Baca juga; Memahami Makna Wajhullah
Sebenarnya, dalam hadis ini hanya membedakan Allah yang benar-benar Tuhan dengan Dajal yang mengaku tuhan. Karena dikhawatirkan orang-orang menganggap Dajal sebagai Tuhan, maka ditunjukkanlah sifat “kekurangan” berupa buta yang ada pada mata Dajal. Di samping itu, tidak sedikit pun ada penyebutan perihal penetapan mata bagi Allah dan hal itu bukanlah sebuah pujian untuk membenarkan komplementasi wahabi dalam menetapkan suatu anggota tubuh pada Allah. [4] Sebab, anggota badan menunjukkan adanya susunan tubuh; panjang, lebar, pendek dan lainnya. Satu anggota dengan yang lain saling membutuhkan, hal demikian mustahil bagi Allah karena menetapkan bahwa Allah serupa dengan makhluk-Nya dan bahwa Allah itu baru. Sebagaimana yang disebutkan oleh Syekh Mulla Ali al-Qari dalam kitabnya Syarhul-Fiqh al-Akbar, hlm. 65 berikut:
لِأَنَّ الْجِسْمَ مُتَرَكِّبٌ وَمُتَحَيِّزٌ وَذَلِكَ أَمَارَةُ الْحُدُوثِ
“Karena jisim (tubuh) adalah hal yang tersusun dan terbatas pada tempat (menetap) dan hal itu adalah sebuah tanda baru tercipta. [5] Wallahu a’lam bis-Shawâb.

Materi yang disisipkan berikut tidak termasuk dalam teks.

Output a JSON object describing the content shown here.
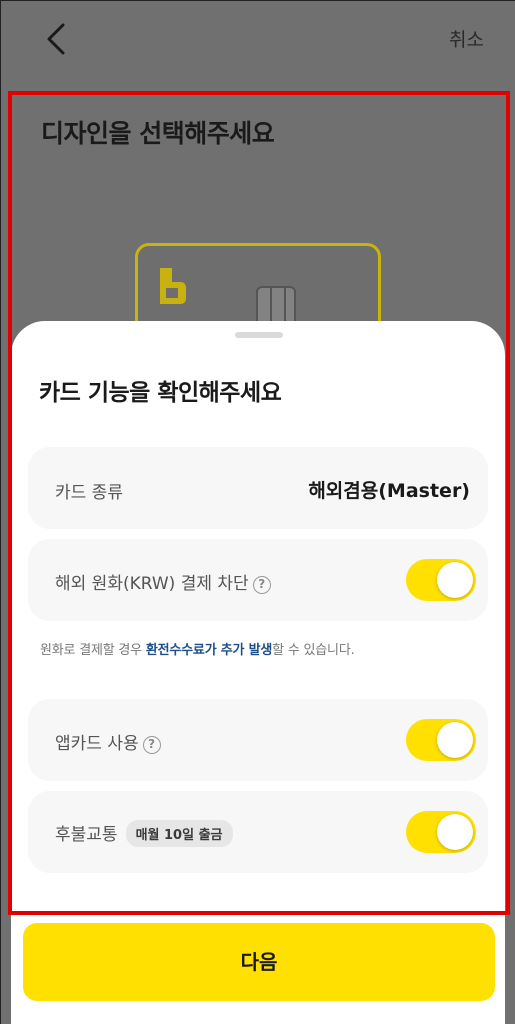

Ahmad Kholil | Annajahsidogiri.id
[1] Abdul Qadir ‘Isa Diyab. al-Mîzân al-‘Âdil. hlm. 99.
[2] Al-Imam Fakhrudin ar-Razy. Asâsut-Taqdîs. hlm. 303; Silsilatul-Buhûts al-Islâmiyyah, 2020.
[3] Al-Imam al-Bukhari, Shahîhul-Bukhârî, No. 169, hal.3859.Ilmuislam.Id
[4] Al-Imam Abu Bakar Muhammad bin al-Hasan bin Furaq al-Ashbihani, Ta’wîlul-Akhbâr al-Mutasyâbihah, hlm. 124, Damaskus, 2003.
[5] Mulla Ali al-Qari, Syarhul-Fiqh al-Akbar, hlm. 65, Darul-Kutub al-Ilmiyah.